The rumor mill is working overtime in relation to Nvidia's Chinese market tactics again. After export restrictions on its H20 AI chips were imposed, speculation arises that it is cooking up an alternative attempt-this time, apparently, on the latest Blackwell architecture and named the B30. What do we really know about this latest chip
According to reports, one of the standout features of the B30 accelerator will be its multi-GPU tying ability-great for processors working together to take a big bite out of massive AI workloads. As for heavy-duty AI tasks that these chips have been designed to bring to life, multi-GPU scaling proves crucial.
Interestingly, these B30s are expected to be featuring high-speed GDDR7 memory and the same core silicon (GB20X) utilized in consumer-grade Nvidia's RTX 50 series GPUs, but here is something of a tech head-scratcher Nvidia for a while hasn't included NVLink (which usually allows GPUs to talk to one another directly) in its consumer chips. How is it supposed to do B30s then
It could very well be that Nvidia's using a completely different method, such as that which was exhibited with their RTX Pro Blackwell servers. These could connect up to eight pro GPUs using a really high-speed networking technology (ConnectX-8 SuperNICs with PCIe 6.0 switches). To be on the safe side, it's not even out of the question that Nvidia has been able to hack the standard GB202 chips (the core of RTX 5090s) to bring NVLink back into the fold, so to speak, specifically for this B30 variant.

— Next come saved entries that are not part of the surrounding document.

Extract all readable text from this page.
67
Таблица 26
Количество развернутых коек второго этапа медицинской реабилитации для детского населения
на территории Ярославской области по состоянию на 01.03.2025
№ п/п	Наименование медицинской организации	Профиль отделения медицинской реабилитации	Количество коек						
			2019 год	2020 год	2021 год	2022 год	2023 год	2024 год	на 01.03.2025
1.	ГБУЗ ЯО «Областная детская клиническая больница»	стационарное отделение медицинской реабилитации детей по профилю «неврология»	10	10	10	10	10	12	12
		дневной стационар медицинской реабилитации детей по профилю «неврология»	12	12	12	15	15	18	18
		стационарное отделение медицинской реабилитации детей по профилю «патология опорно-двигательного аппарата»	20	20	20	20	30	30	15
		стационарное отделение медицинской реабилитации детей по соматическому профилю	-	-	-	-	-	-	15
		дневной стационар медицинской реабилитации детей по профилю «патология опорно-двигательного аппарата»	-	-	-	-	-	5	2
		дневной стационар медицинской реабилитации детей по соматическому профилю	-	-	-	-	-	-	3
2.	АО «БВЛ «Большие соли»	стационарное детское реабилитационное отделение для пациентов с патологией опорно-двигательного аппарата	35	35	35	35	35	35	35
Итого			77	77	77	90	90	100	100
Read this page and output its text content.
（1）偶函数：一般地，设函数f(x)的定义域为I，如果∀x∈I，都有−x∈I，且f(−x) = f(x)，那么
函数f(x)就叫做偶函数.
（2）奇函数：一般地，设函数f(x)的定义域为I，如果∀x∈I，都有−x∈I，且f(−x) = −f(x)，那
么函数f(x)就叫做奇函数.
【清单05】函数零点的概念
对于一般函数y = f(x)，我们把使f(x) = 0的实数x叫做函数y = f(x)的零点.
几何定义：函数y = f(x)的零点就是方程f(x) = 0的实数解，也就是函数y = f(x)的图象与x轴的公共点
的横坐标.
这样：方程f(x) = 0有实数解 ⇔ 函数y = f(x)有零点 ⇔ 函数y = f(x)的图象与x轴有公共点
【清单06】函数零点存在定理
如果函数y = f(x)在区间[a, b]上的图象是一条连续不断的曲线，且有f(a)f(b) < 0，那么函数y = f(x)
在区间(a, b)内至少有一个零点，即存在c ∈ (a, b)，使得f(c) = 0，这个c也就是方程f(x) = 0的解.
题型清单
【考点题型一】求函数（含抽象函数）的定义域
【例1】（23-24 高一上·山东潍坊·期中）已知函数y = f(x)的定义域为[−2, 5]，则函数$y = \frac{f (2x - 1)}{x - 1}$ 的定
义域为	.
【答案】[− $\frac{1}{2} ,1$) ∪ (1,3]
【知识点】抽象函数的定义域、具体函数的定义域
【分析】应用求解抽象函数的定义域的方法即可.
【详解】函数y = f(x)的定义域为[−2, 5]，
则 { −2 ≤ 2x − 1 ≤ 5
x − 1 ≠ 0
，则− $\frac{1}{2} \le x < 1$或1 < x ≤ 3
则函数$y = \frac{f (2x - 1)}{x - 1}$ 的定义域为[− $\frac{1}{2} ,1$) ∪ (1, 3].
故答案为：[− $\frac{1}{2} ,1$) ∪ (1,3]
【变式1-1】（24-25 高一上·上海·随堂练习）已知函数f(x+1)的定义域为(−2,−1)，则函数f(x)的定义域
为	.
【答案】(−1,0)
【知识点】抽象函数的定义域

Nvidia's CEO, Jensen Huang, made it clear that there will not be any more Hopper-based alternatives coming out for China. A decided turn to new Blackwell architecture is indicated in all future chips designed for compliance with U.S. export regulations. The last few years have seen the government get more and more focused on high memory bandwidths and interconnect speeds with chips like the H20, which military supercomputers in China could use.
This isn't a first for Nivida. Often, on many occasions, a company has found itself in a series of complicated U.S. export controls that have limited Beijing's access to powerful AI technologies. Like AMD, other companies have been affected because it slapped bans on its AI chips.
There is something higher here this kind of concerns for Huang reflect the fact that they might just spur Chinese companies such as Huawei to accelerate innovation beyond what they would have done otherwise. His claim involves an assessment that caution by the U.S. on these issues could come back to undermine its competitive position when all these rivals get into the business of making competing hardware, which might eventuate into new world standards.
This is, in fact, a very high-stakes game, and the very development of such chips as the one rumored as B30 can show how quickly companies like Nvidia are adapting to an ever-evolving geopolitical, as well as a technological, landscape.